Russia's communications regulator, Roskomnadzor, says it has asked Google to take measures to prevent the advertising of "illegal mass events" on its video-hosting site, YouTube.
Roskomnadzor said on Sunday that it had sent a letter to Google saying that Russia would consider it interference in its sovereign affairs and a hostile influence should the U.S.-based tech giant fail to respond to the request.
The announcement comes a day after tens of thousands of opposition supporters gathered outside Moscow's center for a sanctioned rally demanding fair municipal elections.
Hundreds of people later gathered in more central parts of the city, prompting police to detain more than 250 people, according to the independent watchdog OVD-Info.
OVD-Info said 79 people were also detained in St.
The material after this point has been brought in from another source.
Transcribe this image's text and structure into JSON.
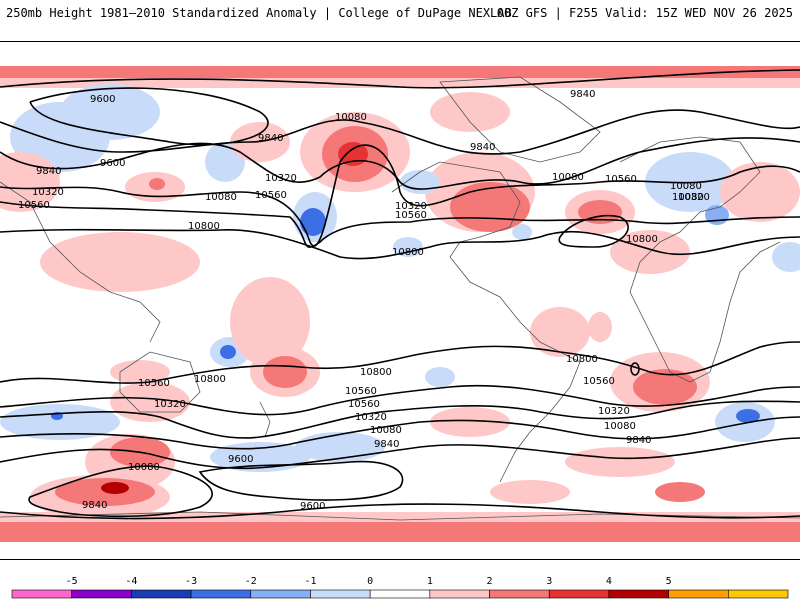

Petersburg, 13 in Rostov-on-Don, two in Bryansk, and two more in Syktyvkar as "solidarity" rallies attracted smaller crowds there and in other cities.
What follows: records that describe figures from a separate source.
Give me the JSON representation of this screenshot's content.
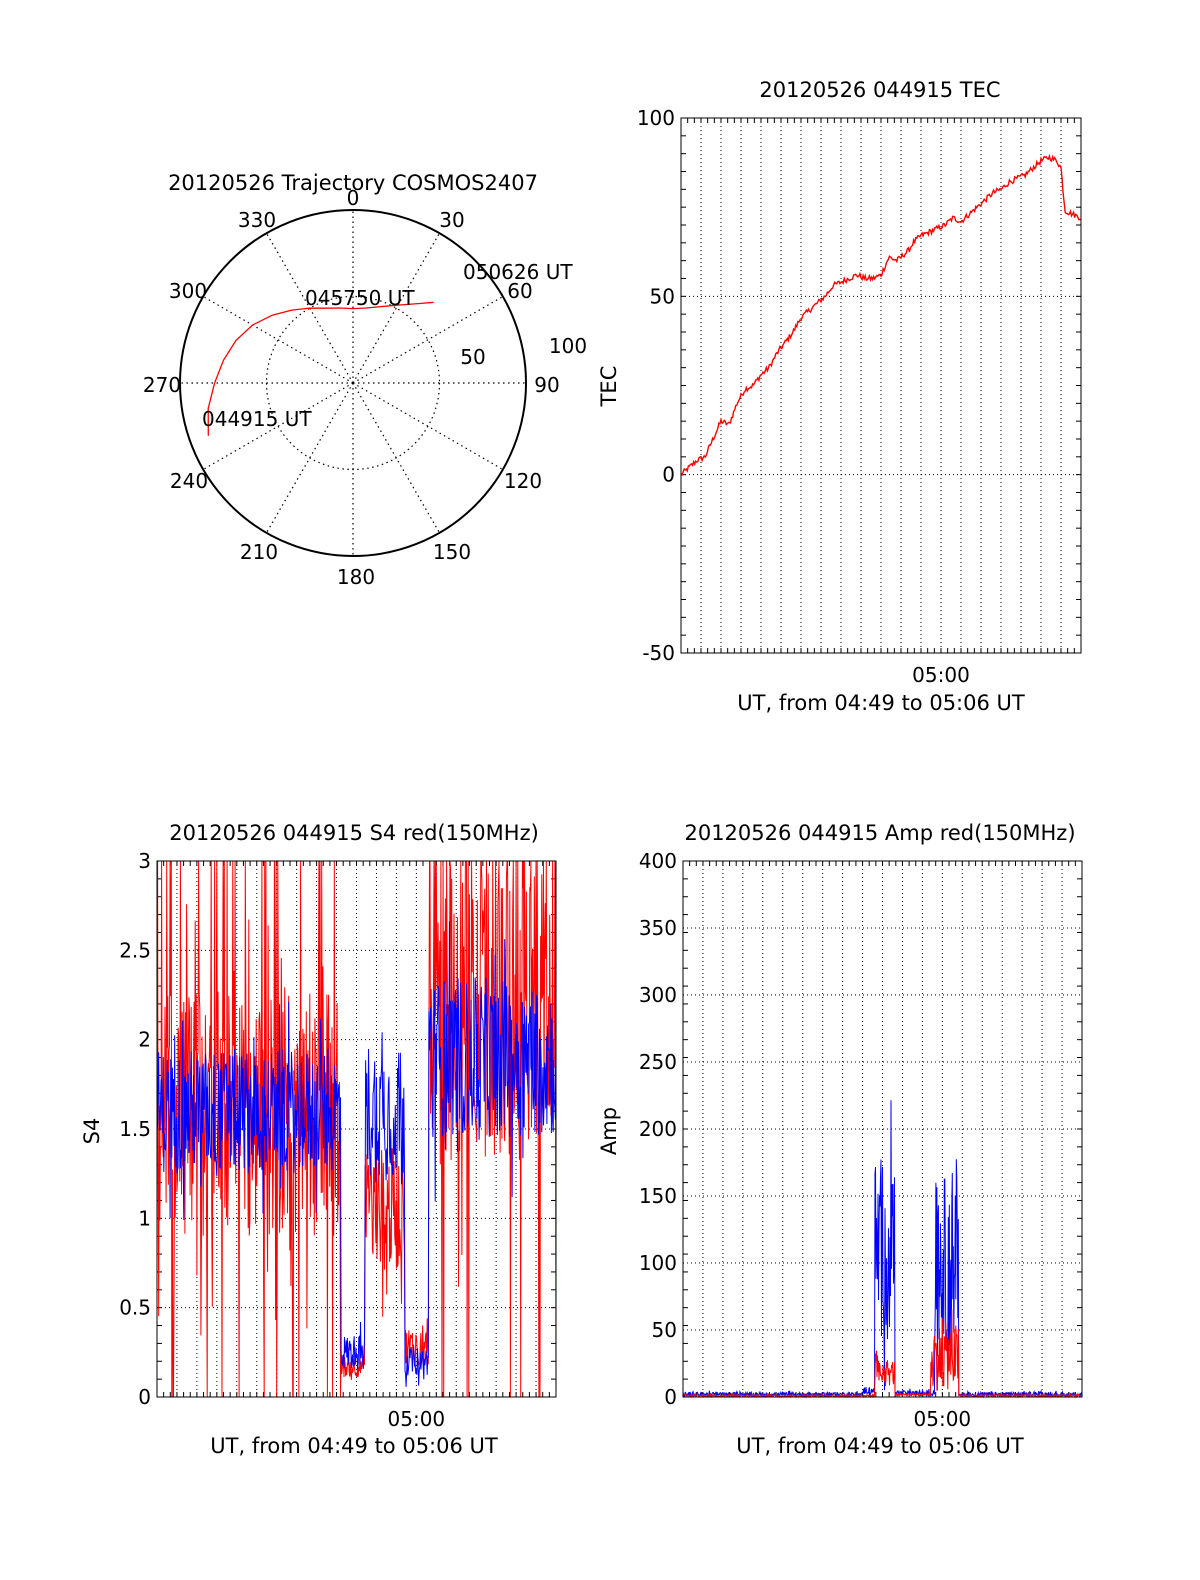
{
  "colors": {
    "red": "#ff0000",
    "blue": "#0000ff",
    "axis": "#000000",
    "grid": "#000000"
  },
  "chart_data": [
    {
      "id": "polar",
      "type": "scatter",
      "title": "20120526 Trajectory COSMOS2407",
      "azimuth_labels": [
        "0",
        "30",
        "60",
        "90",
        "120",
        "150",
        "180",
        "210",
        "240",
        "270",
        "300",
        "330"
      ],
      "radial_labels": [
        "50",
        "100"
      ],
      "rlim": [
        0,
        100
      ],
      "grid": true,
      "track": {
        "color": "red",
        "points": [
          [
            250,
            89
          ],
          [
            260,
            85
          ],
          [
            270,
            80
          ],
          [
            280,
            76
          ],
          [
            290,
            72
          ],
          [
            300,
            67
          ],
          [
            310,
            61
          ],
          [
            320,
            55
          ],
          [
            330,
            50
          ],
          [
            340,
            46
          ],
          [
            350,
            44
          ],
          [
            0,
            43
          ],
          [
            10,
            44
          ],
          [
            20,
            47
          ],
          [
            30,
            52
          ],
          [
            40,
            60
          ],
          [
            45,
            66
          ]
        ]
      },
      "annotations": [
        {
          "text": "050626 UT",
          "az": 45,
          "r": 66
        },
        {
          "text": "045750 UT",
          "az": 0,
          "r": 43
        },
        {
          "text": "044915 UT",
          "az": 250,
          "r": 89
        }
      ]
    },
    {
      "id": "tec",
      "type": "line",
      "title": "20120526 044915 TEC",
      "xlabel": "UT, from 04:49 to 05:06 UT",
      "ylabel": "TEC",
      "x_tick_label": "05:00",
      "x_tick_at_fraction": 0.65,
      "ylim": [
        -50,
        100
      ],
      "yticks": [
        "-50",
        "0",
        "50",
        "100"
      ],
      "grid": true,
      "series": [
        {
          "color": "red",
          "x": [
            0,
            0.02,
            0.04,
            0.06,
            0.08,
            0.1,
            0.12,
            0.14,
            0.16,
            0.18,
            0.2,
            0.22,
            0.24,
            0.26,
            0.28,
            0.3,
            0.32,
            0.34,
            0.36,
            0.38,
            0.4,
            0.42,
            0.44,
            0.46,
            0.48,
            0.5,
            0.52,
            0.54,
            0.56,
            0.57,
            0.58,
            0.6,
            0.62,
            0.64,
            0.66,
            0.68,
            0.7,
            0.72,
            0.74,
            0.76,
            0.78,
            0.8,
            0.82,
            0.84,
            0.86,
            0.88,
            0.9,
            0.92,
            0.94,
            0.95,
            0.96,
            0.98,
            1.0
          ],
          "y": [
            0,
            2,
            4,
            5,
            10,
            15,
            14,
            20,
            24,
            25,
            28,
            30,
            34,
            37,
            40,
            44,
            46,
            48,
            50,
            53,
            54,
            55,
            56,
            55,
            55,
            56,
            61,
            60,
            62,
            63,
            65,
            67,
            68,
            69,
            70,
            72,
            71,
            73,
            75,
            77,
            79,
            80,
            82,
            83,
            84,
            86,
            88,
            89,
            88,
            86,
            74,
            73,
            72
          ]
        }
      ]
    },
    {
      "id": "s4",
      "type": "line",
      "title": "20120526 044915 S4 red(150MHz)",
      "xlabel": "UT, from 04:49 to 05:06 UT",
      "ylabel": "S4",
      "x_tick_label": "05:00",
      "x_tick_at_fraction": 0.65,
      "ylim": [
        0,
        3
      ],
      "yticks": [
        "0",
        "0.5",
        "1",
        "1.5",
        "2",
        "2.5",
        "3"
      ],
      "grid": true,
      "series": [
        {
          "color": "red",
          "segments": [
            {
              "x": [
                0,
                0.46
              ],
              "mean": 1.6,
              "amp": 0.7,
              "dropouts": true
            },
            {
              "x": [
                0.46,
                0.52
              ],
              "mean": 0.17,
              "amp": 0.06,
              "dropouts": false
            },
            {
              "x": [
                0.52,
                0.62
              ],
              "mean": 1.05,
              "amp": 0.35,
              "dropouts": false
            },
            {
              "x": [
                0.62,
                0.68
              ],
              "mean": 0.28,
              "amp": 0.12,
              "dropouts": false
            },
            {
              "x": [
                0.68,
                1.0
              ],
              "mean": 2.2,
              "amp": 0.9,
              "dropouts": true
            }
          ]
        },
        {
          "color": "blue",
          "segments": [
            {
              "x": [
                0,
                0.46
              ],
              "mean": 1.6,
              "amp": 0.35,
              "dropouts": false
            },
            {
              "x": [
                0.46,
                0.52
              ],
              "mean": 0.25,
              "amp": 0.1,
              "dropouts": false
            },
            {
              "x": [
                0.52,
                0.62
              ],
              "mean": 1.6,
              "amp": 0.4,
              "dropouts": false
            },
            {
              "x": [
                0.62,
                0.68
              ],
              "mean": 0.2,
              "amp": 0.08,
              "dropouts": false
            },
            {
              "x": [
                0.68,
                1.0
              ],
              "mean": 1.9,
              "amp": 0.45,
              "dropouts": false
            }
          ]
        }
      ]
    },
    {
      "id": "amp",
      "type": "line",
      "title": "20120526 044915 Amp red(150MHz)",
      "xlabel": "UT, from 04:49 to 05:06 UT",
      "ylabel": "Amp",
      "x_tick_label": "05:00",
      "x_tick_at_fraction": 0.65,
      "ylim": [
        0,
        400
      ],
      "yticks": [
        "0",
        "50",
        "100",
        "150",
        "200",
        "250",
        "300",
        "350",
        "400"
      ],
      "grid": true,
      "series": [
        {
          "color": "blue",
          "segments": [
            {
              "x": [
                0,
                0.45
              ],
              "mean": 2,
              "amp": 1.5
            },
            {
              "x": [
                0.45,
                0.48
              ],
              "mean": 5,
              "amp": 3
            },
            {
              "x": [
                0.48,
                0.53
              ],
              "mean": 110,
              "amp": 70
            },
            {
              "x": [
                0.53,
                0.63
              ],
              "mean": 3,
              "amp": 2
            },
            {
              "x": [
                0.63,
                0.69
              ],
              "mean": 95,
              "amp": 70
            },
            {
              "x": [
                0.69,
                1.0
              ],
              "mean": 2,
              "amp": 1.5
            }
          ]
        },
        {
          "color": "red",
          "segments": [
            {
              "x": [
                0,
                0.48
              ],
              "mean": 1,
              "amp": 0.8
            },
            {
              "x": [
                0.48,
                0.53
              ],
              "mean": 18,
              "amp": 10
            },
            {
              "x": [
                0.53,
                0.62
              ],
              "mean": 2,
              "amp": 1
            },
            {
              "x": [
                0.62,
                0.69
              ],
              "mean": 30,
              "amp": 25
            },
            {
              "x": [
                0.69,
                1.0
              ],
              "mean": 1,
              "amp": 0.8
            }
          ]
        }
      ]
    }
  ]
}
Earlier on Sunday, Andrei Klimov, head of the Committee for the Defense of State Sovereignty in Russia's upper house of parliament, the Federation Council, said that "foreign opponents took advantage of information and computer technologies in order to manipulate Russian citizens who attended" the unauthorized Moscow protests, TASS news agency reported.
In July, Roskomnadzor fined Google 700,000 rubles ($11,000) for failing to censor content blacklisted by the agency in accordance with strict Russian Internet laws.